Sénèque nous conseillait donc de vivre ici et maintenant, car « cette vie que nous n'avions pas vue marcher, nous sentons qu'elle est passée. (… ) Si l'on pouvait leur faire connaître d'avance le nombre de leurs années à venir, comme celui de leurs années écoulées, quel serait l'effroi de ceux qui verraient qu'il ne leur en reste plus qu'un petit nombre ! Comme ils en deviendraient économes !
Rien ne s'oppose à ce qu'on use d'un bien qui nous est assuré, quelque petit qu'il soit ; mais on ne saurait ménager avec trop de soin le bien qui d'un moment à l'autre peut nous manquer»
Le temps s’écoule, dira Héraclite quelque années après : on ne se baigne jamais deux fois dans le même fleuve. La seconde fois, le baigneur et le fleuve ont tous deux changés. Le moment qui passe ne reviendra jamais.

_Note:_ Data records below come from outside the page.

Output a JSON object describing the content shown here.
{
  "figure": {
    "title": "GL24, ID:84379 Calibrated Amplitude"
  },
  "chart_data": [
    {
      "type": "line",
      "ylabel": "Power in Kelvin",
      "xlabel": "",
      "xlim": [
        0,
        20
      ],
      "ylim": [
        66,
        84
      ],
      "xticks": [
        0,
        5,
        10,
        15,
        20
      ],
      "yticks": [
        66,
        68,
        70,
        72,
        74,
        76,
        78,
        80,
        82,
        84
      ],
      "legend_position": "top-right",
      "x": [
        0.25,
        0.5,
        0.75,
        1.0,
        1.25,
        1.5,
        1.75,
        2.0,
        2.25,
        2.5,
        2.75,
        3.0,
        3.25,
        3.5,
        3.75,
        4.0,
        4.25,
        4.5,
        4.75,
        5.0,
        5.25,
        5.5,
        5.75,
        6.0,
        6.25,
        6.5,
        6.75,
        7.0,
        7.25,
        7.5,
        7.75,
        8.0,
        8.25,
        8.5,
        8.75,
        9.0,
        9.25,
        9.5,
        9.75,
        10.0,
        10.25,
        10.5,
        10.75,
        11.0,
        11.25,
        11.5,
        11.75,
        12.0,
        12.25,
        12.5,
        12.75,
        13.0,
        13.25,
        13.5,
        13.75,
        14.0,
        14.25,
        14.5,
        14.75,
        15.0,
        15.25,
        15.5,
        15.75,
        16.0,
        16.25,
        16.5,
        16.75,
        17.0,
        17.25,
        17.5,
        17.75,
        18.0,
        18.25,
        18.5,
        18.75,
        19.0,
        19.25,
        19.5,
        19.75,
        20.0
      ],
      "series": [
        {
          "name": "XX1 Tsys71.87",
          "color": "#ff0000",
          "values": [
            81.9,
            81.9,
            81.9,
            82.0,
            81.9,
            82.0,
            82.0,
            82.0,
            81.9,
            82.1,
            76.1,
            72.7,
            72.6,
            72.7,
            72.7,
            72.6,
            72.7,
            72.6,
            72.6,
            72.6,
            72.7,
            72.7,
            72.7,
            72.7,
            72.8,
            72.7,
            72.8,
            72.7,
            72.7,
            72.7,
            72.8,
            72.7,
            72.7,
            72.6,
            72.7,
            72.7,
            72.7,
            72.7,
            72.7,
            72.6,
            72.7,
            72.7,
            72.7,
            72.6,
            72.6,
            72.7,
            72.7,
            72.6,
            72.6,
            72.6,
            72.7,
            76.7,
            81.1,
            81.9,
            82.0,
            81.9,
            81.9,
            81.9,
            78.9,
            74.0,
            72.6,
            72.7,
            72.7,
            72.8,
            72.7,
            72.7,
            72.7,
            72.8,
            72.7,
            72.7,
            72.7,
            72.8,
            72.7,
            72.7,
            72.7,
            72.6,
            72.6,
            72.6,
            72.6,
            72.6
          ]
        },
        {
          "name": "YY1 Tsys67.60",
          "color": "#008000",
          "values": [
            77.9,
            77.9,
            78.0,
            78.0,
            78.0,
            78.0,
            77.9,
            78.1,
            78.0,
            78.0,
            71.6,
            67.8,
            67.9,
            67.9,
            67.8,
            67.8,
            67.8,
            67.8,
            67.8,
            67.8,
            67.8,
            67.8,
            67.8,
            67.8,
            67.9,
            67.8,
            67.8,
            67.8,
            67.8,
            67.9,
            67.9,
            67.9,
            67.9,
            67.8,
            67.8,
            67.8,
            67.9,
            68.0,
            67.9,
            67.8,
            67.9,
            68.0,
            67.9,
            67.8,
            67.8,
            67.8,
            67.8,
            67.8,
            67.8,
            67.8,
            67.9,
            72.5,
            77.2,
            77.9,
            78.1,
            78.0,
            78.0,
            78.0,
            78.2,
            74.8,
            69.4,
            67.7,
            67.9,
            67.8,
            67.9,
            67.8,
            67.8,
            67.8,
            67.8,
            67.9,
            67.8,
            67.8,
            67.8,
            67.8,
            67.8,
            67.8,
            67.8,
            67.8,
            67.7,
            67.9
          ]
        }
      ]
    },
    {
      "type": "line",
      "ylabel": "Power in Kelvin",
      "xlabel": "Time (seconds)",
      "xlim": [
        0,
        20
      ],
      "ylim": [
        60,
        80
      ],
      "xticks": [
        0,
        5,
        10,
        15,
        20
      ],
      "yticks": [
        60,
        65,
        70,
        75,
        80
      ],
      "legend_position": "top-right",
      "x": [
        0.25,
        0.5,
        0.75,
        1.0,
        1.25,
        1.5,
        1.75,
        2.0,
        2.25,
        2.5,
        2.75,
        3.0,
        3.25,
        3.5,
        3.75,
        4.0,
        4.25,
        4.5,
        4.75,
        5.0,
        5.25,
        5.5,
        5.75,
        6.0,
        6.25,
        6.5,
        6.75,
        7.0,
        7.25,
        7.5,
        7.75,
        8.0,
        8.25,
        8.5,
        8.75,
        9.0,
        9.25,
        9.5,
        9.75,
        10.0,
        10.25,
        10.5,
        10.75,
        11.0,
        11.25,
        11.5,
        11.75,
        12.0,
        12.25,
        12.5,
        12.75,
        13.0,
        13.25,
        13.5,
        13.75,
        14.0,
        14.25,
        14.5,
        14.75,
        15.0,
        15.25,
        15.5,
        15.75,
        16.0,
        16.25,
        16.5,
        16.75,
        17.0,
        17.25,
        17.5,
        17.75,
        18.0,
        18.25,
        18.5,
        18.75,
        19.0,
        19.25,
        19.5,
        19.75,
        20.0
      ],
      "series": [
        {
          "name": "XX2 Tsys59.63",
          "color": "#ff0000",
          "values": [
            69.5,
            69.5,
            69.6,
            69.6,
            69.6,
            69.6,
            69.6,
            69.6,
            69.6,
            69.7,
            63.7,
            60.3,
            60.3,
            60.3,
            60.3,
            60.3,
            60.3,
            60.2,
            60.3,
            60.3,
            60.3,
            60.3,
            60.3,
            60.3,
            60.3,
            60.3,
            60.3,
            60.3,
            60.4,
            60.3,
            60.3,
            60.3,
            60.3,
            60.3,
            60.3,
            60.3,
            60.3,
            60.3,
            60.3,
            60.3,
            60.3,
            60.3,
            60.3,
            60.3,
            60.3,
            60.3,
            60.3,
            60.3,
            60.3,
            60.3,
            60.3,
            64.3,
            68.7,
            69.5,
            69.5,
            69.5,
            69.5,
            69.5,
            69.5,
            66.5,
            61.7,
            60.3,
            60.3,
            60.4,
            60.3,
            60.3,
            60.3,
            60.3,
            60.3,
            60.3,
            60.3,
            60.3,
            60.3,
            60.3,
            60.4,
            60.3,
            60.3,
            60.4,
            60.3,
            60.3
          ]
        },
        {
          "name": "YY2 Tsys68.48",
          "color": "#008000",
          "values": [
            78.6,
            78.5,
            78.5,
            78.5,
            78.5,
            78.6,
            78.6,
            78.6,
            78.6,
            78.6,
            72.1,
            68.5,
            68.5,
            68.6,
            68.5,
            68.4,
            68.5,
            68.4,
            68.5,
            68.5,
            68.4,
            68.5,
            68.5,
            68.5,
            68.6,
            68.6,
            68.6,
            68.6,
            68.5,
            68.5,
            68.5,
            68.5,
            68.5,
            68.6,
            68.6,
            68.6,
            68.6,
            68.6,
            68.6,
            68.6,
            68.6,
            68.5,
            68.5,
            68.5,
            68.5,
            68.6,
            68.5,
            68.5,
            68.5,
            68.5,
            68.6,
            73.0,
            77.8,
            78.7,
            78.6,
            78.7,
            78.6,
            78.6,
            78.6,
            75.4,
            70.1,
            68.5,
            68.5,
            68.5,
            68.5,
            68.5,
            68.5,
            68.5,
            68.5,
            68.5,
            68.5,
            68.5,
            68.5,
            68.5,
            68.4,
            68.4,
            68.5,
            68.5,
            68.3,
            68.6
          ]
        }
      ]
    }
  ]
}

Pierre de Ronsard (1524-1585) était du même avis : à la belle Hélène, (non, pas celle-ci, une autre) qu’il espérait bien « pécho » rapidement et qui lambinait un peu trop à son goût sur le chemin de sa couche, en se disant qu’elle avait bien le temps, il déclarait dans un sonnet :
« Vivez, si m'en croyez, n'attendez à demain :
Cueillez dès aujourd'huy les roses de la vie »
Préférons donc Epictète, Sénèque, Héraclite et Ronsard : ils n’ont ni compte Facebook ni IPad, certes, mais ils avaient bien utilisé le matériel à leur disposition à l’époque: leur cerveau.
Bibliographie
Le "Manuel" d'Epictète et " De la brièveté de la vie" de Sénèque son disponibles dans la collection "Les Mille et une nuits" chez Fayard (moins de 3 euros pièce !!)